Abstract

Introduction: Pseudomyxoma peritonei (PMP) is a rare neoplastic disease characterized by dissemination of mucinous tumor implants and accumulation of mucin in the abdominopelvic cavity. PMP is a progressive, recurrent condition that dramatically impacts quality of life. The current standard of care includes cytoreductive surgery (CRS) plus hyperthermic intraperitoneal chemotherapy (HIPEC).Areas covered: The clinicopathological features of PMP closely correspond with multifocal distribution of mucin-secreting tumors and mucin collections.
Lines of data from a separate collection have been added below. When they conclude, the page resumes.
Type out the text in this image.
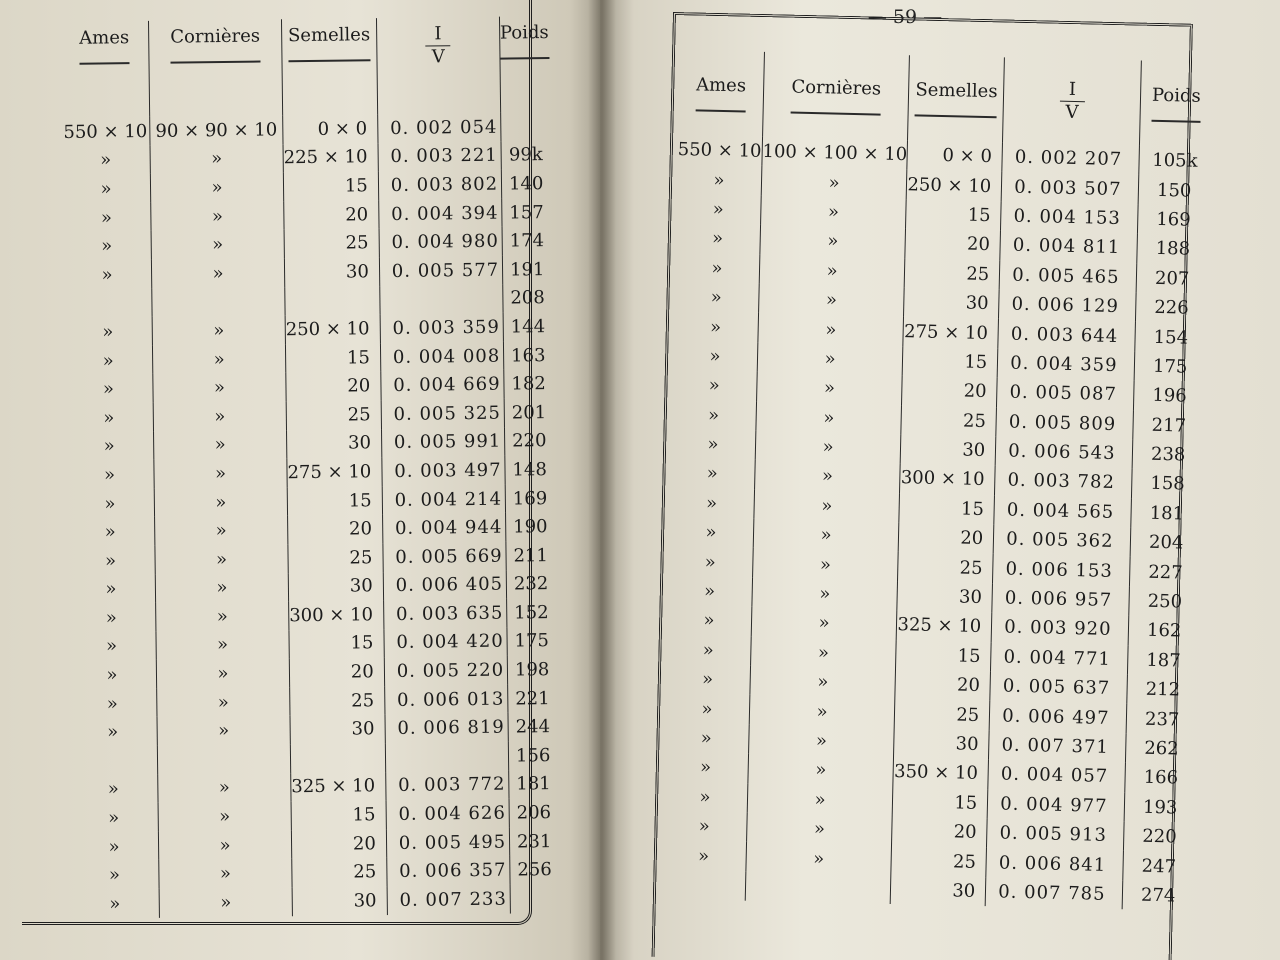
— 59 —
Ames	Cornières	Semelles	$\frac{I}{V}$	Poids
550 × 10	90 × 90 × 10	0 × 0	0. 002 054	
»	»	225 × 10	0. 003 221	99k
»	»	15	0. 003 802	140
»	»	20	0. 004 394	157
»	»	25	0. 004 980	174
»	»	30	0. 005 577	191
				208
»	»	250 × 10	0. 003 359	144
»	»	15	0. 004 008	163
»	»	20	0. 004 669	182
»	»	25	0. 005 325	201
»	»	30	0. 005 991	220
»	»	275 × 10	0. 003 497	148
»	»	15	0. 004 214	169
»	»	20	0. 004 944	190
»	»	25	0. 005 669	211
»	»	30	0. 006 405	232
»	»	300 × 10	0. 003 635	152
»	»	15	0. 004 420	175
»	»	20	0. 005 220	198
»	»	25	0. 006 013	221
»	»	30	0. 006 819	244
				156
»	»	325 × 10	0. 003 772	181
»	»	15	0. 004 626	206
»	»	20	0. 005 495	231
»	»	25	0. 006 357	256
»	»	30	0. 007 233	
Ames	Cornières	Semelles	$\frac{I}{V}$	Poids
550 × 10	100 × 100 × 10	0 × 0	0. 002 207	105k
»	»	250 × 10	0. 003 507	150
»	»	15	0. 004 153	169
»	»	20	0. 004 811	188
»	»	25	0. 005 465	207
»	»	30	0. 006 129	226
»	»	275 × 10	0. 003 644	154
»	»	15	0. 004 359	175
»	»	20	0. 005 087	196
»	»	25	0. 005 809	217
»	»	30	0. 006 543	238
»	»	300 × 10	0. 003 782	158
»	»	15	0. 004 565	181
»	»	20	0. 005 362	204
»	»	25	0. 006 153	227
»	»	30	0. 006 957	250
»	»	325 × 10	0. 003 920	162
»	»	15	0. 004 771	187
»	»	20	0. 005 637	212
»	»	25	0. 006 497	237
»	»	30	0. 007 371	262
»	»	350 × 10	0. 004 057	166
»	»	15	0. 004 977	193
»	»	20	0. 005 913	220
»	»	25	0. 006 841	247
		30	0. 007 785	274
Hence, maximal elimination of all gross disease is attempted in the treatment of PMP. However, PMP is progressive and recurrent. In this review, current chemotherapy for PMP and a number of experimental strategies for enhancement of microscopic cytoreduction are addressed.Expert opinion: According to the current standard of care, HIPEC is the chemotherapy of choice for patients with PMP, which is delivered after completion of CRS. This multimodal approach offers long-term benefits for selected patients. Nevertheless, HIPEC fails to maintain the surgical complete response achieved by CRS and needs to be supplemented by novel strategies. Given the role of mucin and mucin-secreting cells in the pathophysiology of PMP, locoregional use of safe agents capable of inducing cytotoxic effects on residual tumor cells and eliminating mucin is a promising avenue for further investigation.